Your teeth clamped harder on your lip, biting back the sounds that he deemed "too distracting." When you offered to help the captain with his paperwork, this wasn't what you meant.
---
Buggy quickly lost steam when it came to bureaucratic drudgery. Anything he could delegate was passed off. Work that had to be done by him was also passed off. This worked until it didn't. Until the crew learned about his deadlines and his ploys.
Suddenly, everyone was busy. There were emergencies that needed immediate help. Excuses were said in between breaths.
"Excuse me, Captain, someone's stuck in the rigging." "Richie broke a claw and I need to check on him." "I broke my hand and have to go to the infirmary." "I have to get past you and do something else, sorry!"
Maybe no one said the last one, but that's what they all boiled down to.
And that's how Buggy ended up laying in bed, boots on, suffering through a packet that was actually important and couldn't get lost at sea.
You could nearly see the pirate's life fading away when you stepped into the room. His spirit was being replaced by unnecessary acronyms, legalese, and superfluous writing. With each word his eyes skimmed over, a sparkle died.
It was pitiful. And adorable, but you wouldn't tell him that.
You offered to help, figuring Buggy would be more than happy to hand you the papers, accidentally give you a paper cut, and wander off to get drunk.
Instead, he patted the spot next to him. You sat down, sinking into the divot he created, and leaned against his body. Buggy put an arm around your shoulder and pulled you closer.
You peered at the paper, ready to assist, when you realized Buggy had a different plan. A hand slithered it's way under your clothes and was finding a nesting place under your panties.
Buggy's fingers explored the area cautiously, chasing away the sensitivity and luring out arousal. He circled your bundle of nerves, avoiding contact and admiring from a distance. Buggy's warmth dipped lower, teasing you with how he almost touched the areas he usually attacks with passion and hunger.
"I thought you wanted h-help?"
"You are helping, now keep quiet so I can focus."
He kissed your forehead just as his fingertips collided with your clit. You gasped as the sweet electricity shot through your body and curled your toes.
Buggy stopped moving.
"I really do need to focus."
"I'll- I'll be quiet."
The movement started again and you sunk into your own body with a sigh.
Buggy knew how to play your body like an instrument.
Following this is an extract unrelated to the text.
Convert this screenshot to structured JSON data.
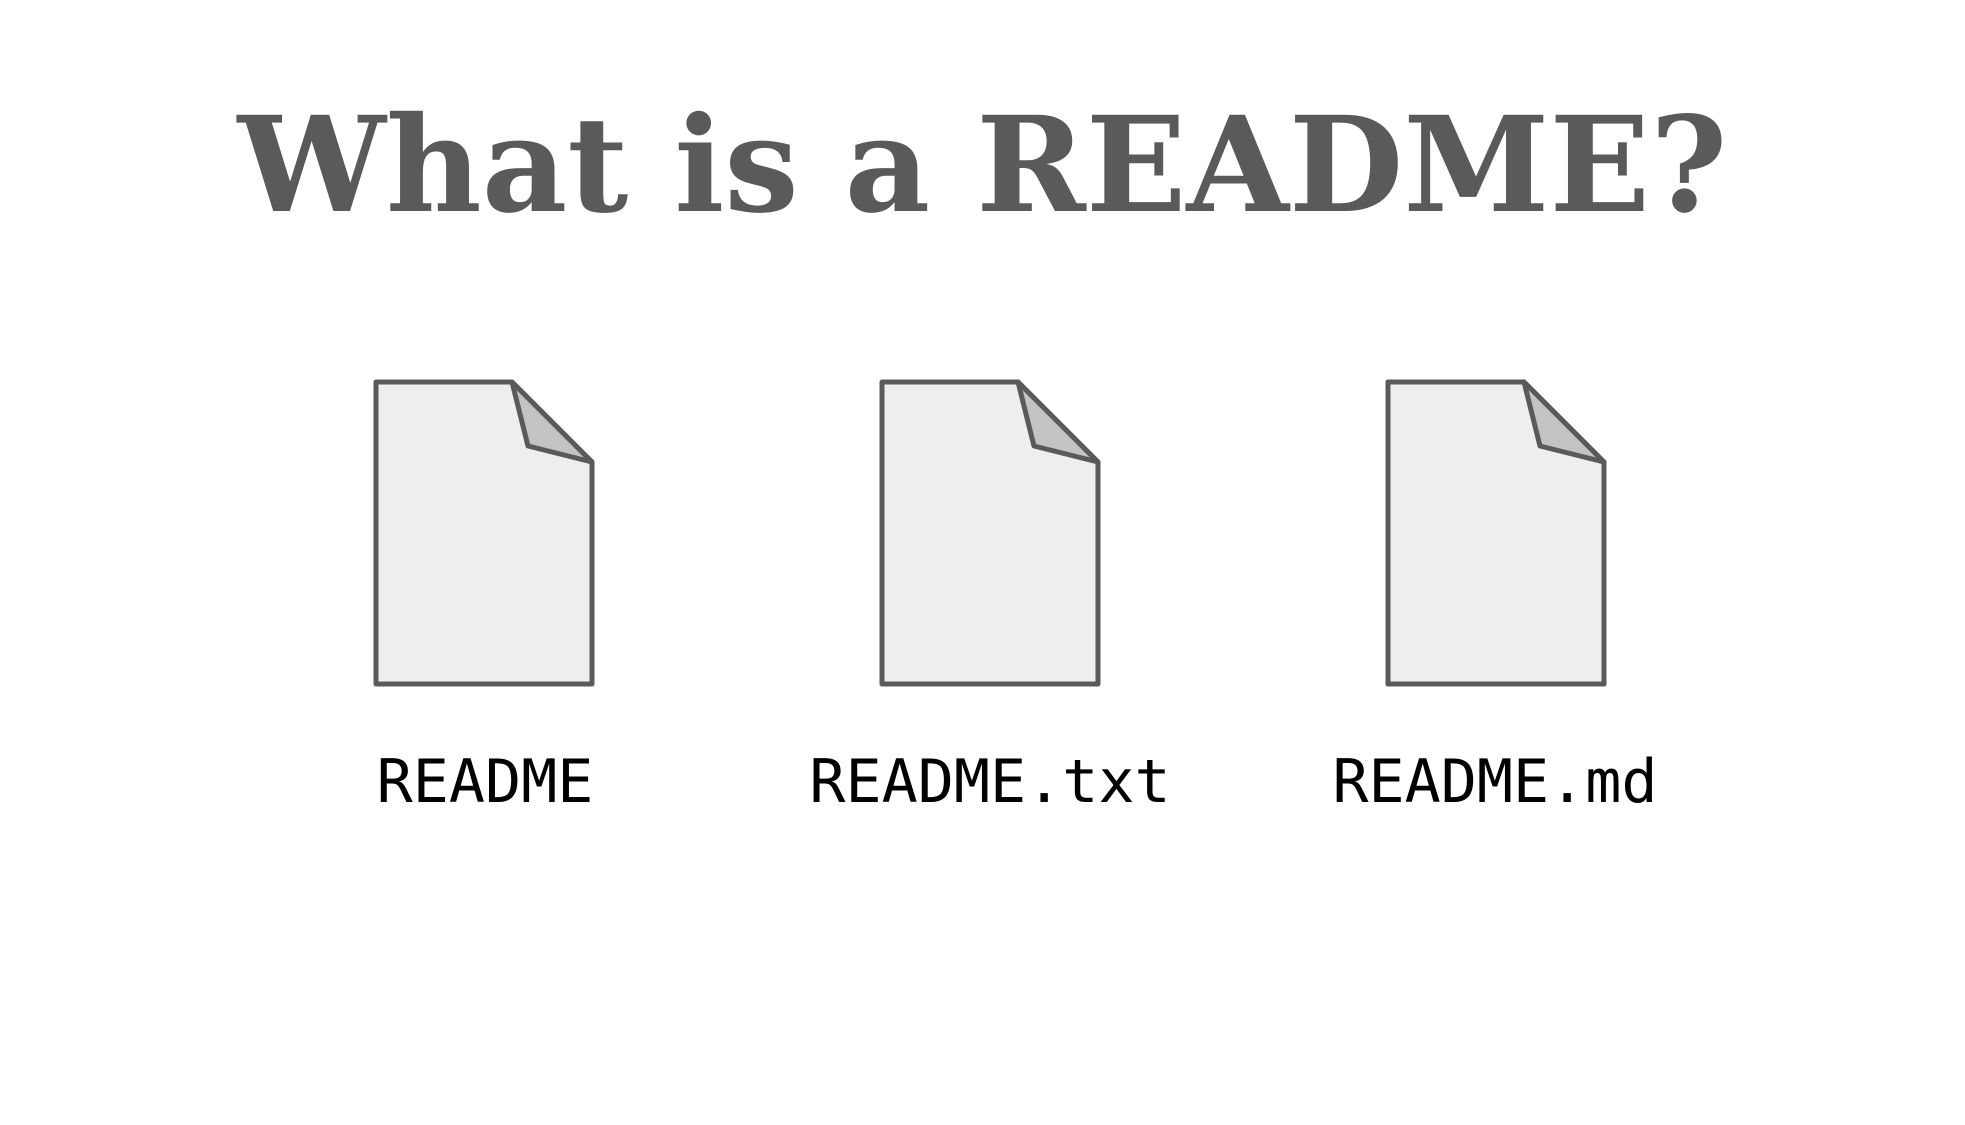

When to press harder and when to pull back. When you wanted small movements and when you needed something grander. When to keep tempo and follow the pattern, and when to create his own music.
The trembles in your body increased until the silent crescendos that left you twitching and panting. But with still more work to do, Buggy kept you underhand.
At first, you could pick out the shapes he traced. Numbers and figures to tally. Long digits that carried on longer than you did. Short numbers that brought about aftershocks of pleasure. Then the letters and words. At least, they were probably words. You couldn't hold onto them long enough to decipher the messages.
Buggy drew climax after climax from you body. You could feel how slick you were, a puddle collecting under your body. Every so often he'd pull out the hand and one of you would lick his wet fingers so he could turn a page.
"How much more?"
Buggy rifled through the packet.
"Three more, then it's done." He glanced at you. What a beautiful mess, covered in sweat and chest heaving. "You're doing such a good job for your captain. You deserve a reward for being such a good girl, huh?"
You nodded eagerly. A reward sounded nice.
"Keep being good for three more pages and I'll give you a nice big reward."
You nodded again and let your eyes close as Buggy picked up where he left off. A big, hard reward. That's what you wanted.